Она поняла, что Фортуни играл для другого века и, сколько бы она ни старалась отождествить себя с этим веком, это было не ее время. Она была не права, когда полагала, что родилась не в том месте и не в то время. Век Фортуни был веком мрачных, далеких, всевидящих титанов, как нельзя более ему созвучных; его мертвой мифологией Люси пропиталась, сама того не зная, как в детстве — волшебными сказками. Но Фортуни ушел, воцарился ее собственный век, и он дожидался разгадки, истолкования. Боги, те самые всевидящие существа, дышавшие только самым разреженным воздухом, в которых она так страстно стремилась поверить, умерли. Ведь если ты когда-то разделял вечернюю трапезу с богами, слышал, как они говорят на незнакомых языках, а затем видел, как они теряют из-за тебя голову, как распадаются у тебя на глазах, оттого что ты уже в них не веришь, то им не остается ничего иного, как умереть. И нет ничего печальней на свете, чем видеть, как уходит то, без чего ты когда-то не мог жить.

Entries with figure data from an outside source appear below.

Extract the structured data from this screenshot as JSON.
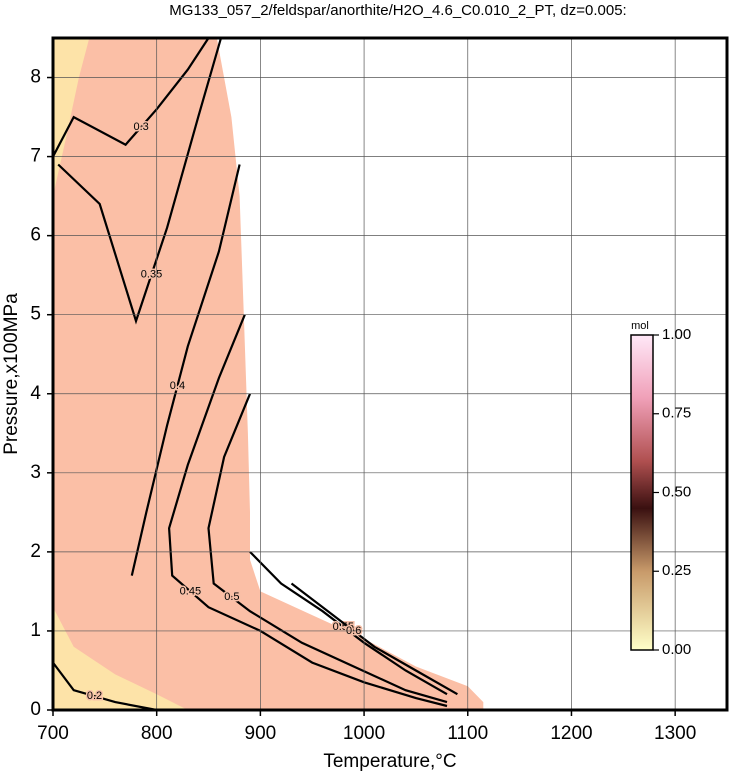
{
  "chart_data": {
    "type": "contour",
    "title": "MG133_057_2/feldspar/anorthite/H2O_4.6_C0.010_2_PT, dz=0.005:",
    "x_label": "Temperature,°C",
    "y_label": "Pressure,x100MPa",
    "xlim": [
      700,
      1350
    ],
    "ylim": [
      0,
      8.5
    ],
    "xticks": [
      700,
      800,
      900,
      1000,
      1100,
      1200,
      1300
    ],
    "yticks": [
      0,
      1,
      2,
      3,
      4,
      5,
      6,
      7,
      8
    ],
    "grid": true,
    "regions": [
      {
        "color": "#fbbfa6",
        "x": [
          700,
          700,
          858,
          872,
          880,
          884,
          888,
          890,
          890,
          900,
          950,
          1000,
          1050,
          1100,
          1115,
          1115
        ],
        "y": [
          0,
          8.5,
          8.5,
          7.5,
          6.5,
          5.0,
          3.5,
          2.5,
          1.9,
          1.5,
          1.2,
          0.9,
          0.55,
          0.3,
          0.1,
          0
        ]
      },
      {
        "color": "#fde3a8",
        "x": [
          700,
          700,
          720,
          760,
          800,
          830
        ],
        "y": [
          0,
          1.3,
          0.8,
          0.45,
          0.2,
          0
        ]
      },
      {
        "color": "#fde3a8",
        "x": [
          700,
          712,
          725,
          735,
          700
        ],
        "y": [
          6.5,
          7.2,
          8.0,
          8.5,
          8.5
        ]
      }
    ],
    "contours": [
      {
        "level": 0.2,
        "x": [
          700,
          720,
          760,
          800
        ],
        "y": [
          0.6,
          0.25,
          0.1,
          0.0
        ]
      },
      {
        "level": 0.3,
        "x": [
          700,
          720,
          770,
          800,
          830,
          850
        ],
        "y": [
          7.0,
          7.5,
          7.15,
          7.6,
          8.1,
          8.5
        ]
      },
      {
        "level": 0.35,
        "x": [
          705,
          745,
          780,
          810,
          840,
          862
        ],
        "y": [
          6.9,
          6.4,
          4.92,
          6.1,
          7.5,
          8.5
        ]
      },
      {
        "level": 0.4,
        "x": [
          776,
          790,
          810,
          830,
          860,
          880
        ],
        "y": [
          1.7,
          2.5,
          3.6,
          4.6,
          5.8,
          6.9
        ]
      },
      {
        "level": 0.45,
        "x": [
          885,
          860,
          830,
          812,
          815,
          850,
          900,
          950,
          1000,
          1050,
          1080
        ],
        "y": [
          5.0,
          4.2,
          3.1,
          2.3,
          1.7,
          1.3,
          1.0,
          0.6,
          0.35,
          0.15,
          0.05
        ]
      },
      {
        "level": 0.5,
        "x": [
          890,
          865,
          850,
          855,
          890,
          940,
          990,
          1040,
          1080
        ],
        "y": [
          4.0,
          3.2,
          2.3,
          1.6,
          1.25,
          0.85,
          0.55,
          0.25,
          0.1
        ]
      },
      {
        "level": 0.55,
        "x": [
          890,
          920,
          960,
          1000,
          1040,
          1080
        ],
        "y": [
          2.0,
          1.6,
          1.25,
          0.85,
          0.5,
          0.2
        ]
      },
      {
        "level": 0.6,
        "x": [
          930,
          970,
          1010,
          1050,
          1090
        ],
        "y": [
          1.6,
          1.2,
          0.8,
          0.5,
          0.2
        ]
      }
    ],
    "colorbar": {
      "label": "mol",
      "lim": [
        0,
        1
      ],
      "ticks": [
        {
          "value": 0,
          "label": "0.00"
        },
        {
          "value": 0.25,
          "label": "0.25"
        },
        {
          "value": 0.5,
          "label": "0.50"
        },
        {
          "value": 0.75,
          "label": "0.75"
        },
        {
          "value": 1,
          "label": "1.00"
        }
      ]
    }
  }
}
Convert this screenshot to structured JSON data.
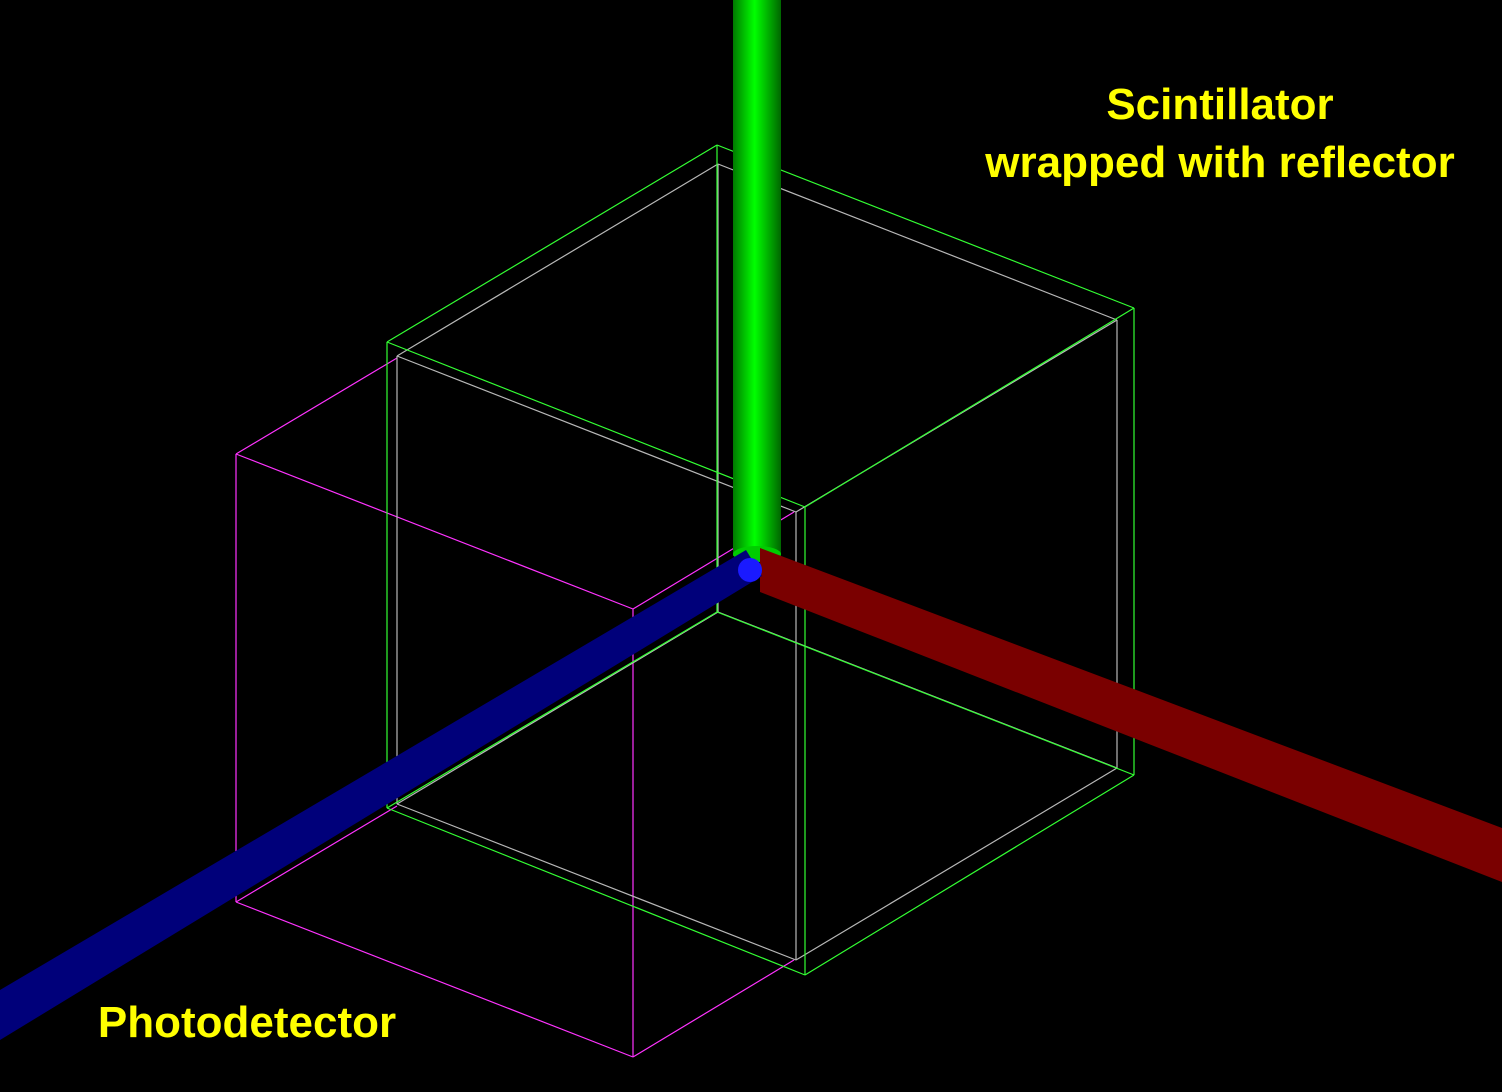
{
  "labels": {
    "scintillator_line1": "Scintillator",
    "scintillator_line2": "wrapped with reflector",
    "photodetector": "Photodetector"
  },
  "colors": {
    "background": "#000000",
    "label_text": "#ffff00",
    "reflector_wireframe": "#33ff33",
    "scintillator_wireframe": "#b0b0b0",
    "photodetector_wireframe": "#ff33ff",
    "axis_x": "#ff0000",
    "axis_y": "#00ee00",
    "axis_z": "#0000ff"
  },
  "objects": [
    {
      "name": "reflector",
      "shape": "cube-wireframe"
    },
    {
      "name": "scintillator",
      "shape": "cube-wireframe"
    },
    {
      "name": "photodetector",
      "shape": "cube-wireframe"
    },
    {
      "name": "axis-x",
      "shape": "cylinder"
    },
    {
      "name": "axis-y",
      "shape": "cylinder"
    },
    {
      "name": "axis-z",
      "shape": "cylinder"
    }
  ]
}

Да, они ушли, но не прежде, чем одарить своим умением тех счастливцев, что способны его воспринять. Она вновь поблагодарила про себя Фортуни, но так, чтобы внушить ему, что она найдет собственную дорогу. Ей даже представился его кивок — кивок, которого столь многие дожидались, а удостаивались совсем немногие. Да, теперь его дары в надежных руках. Она примет его даяние — его секреты и маленькие хитрости, и сделает именно то, чего он всегда от нее ожидал: она использует их. Все прочее было бы предательством, ибо только так игра Фортуни всегда будет различима сквозь игру Люси, и — вместе — они будут жить дальше. Отец, проговорила она про себя, отец, теперь я оставляю тебя, но возьму тебя с собой. Ты уходишь, ты здесь. Я ничего не вешу, притяни меня своим весом обратно к земле.

Прошлое и будущее. Она раскачивалась, как былинка. Но сколько бы она ни колебалась на острие бритвы между тем и другим, она понимала, что наступил ее век, и не сомневалась в том, что Фортуни при всех своих достижениях, теперь кивнул бы ей, давая понять, что его дары в надежных руках, и в эту самую минуту позавидовал бы Люси, стоящей перед светофором на пороге необъятного будущего.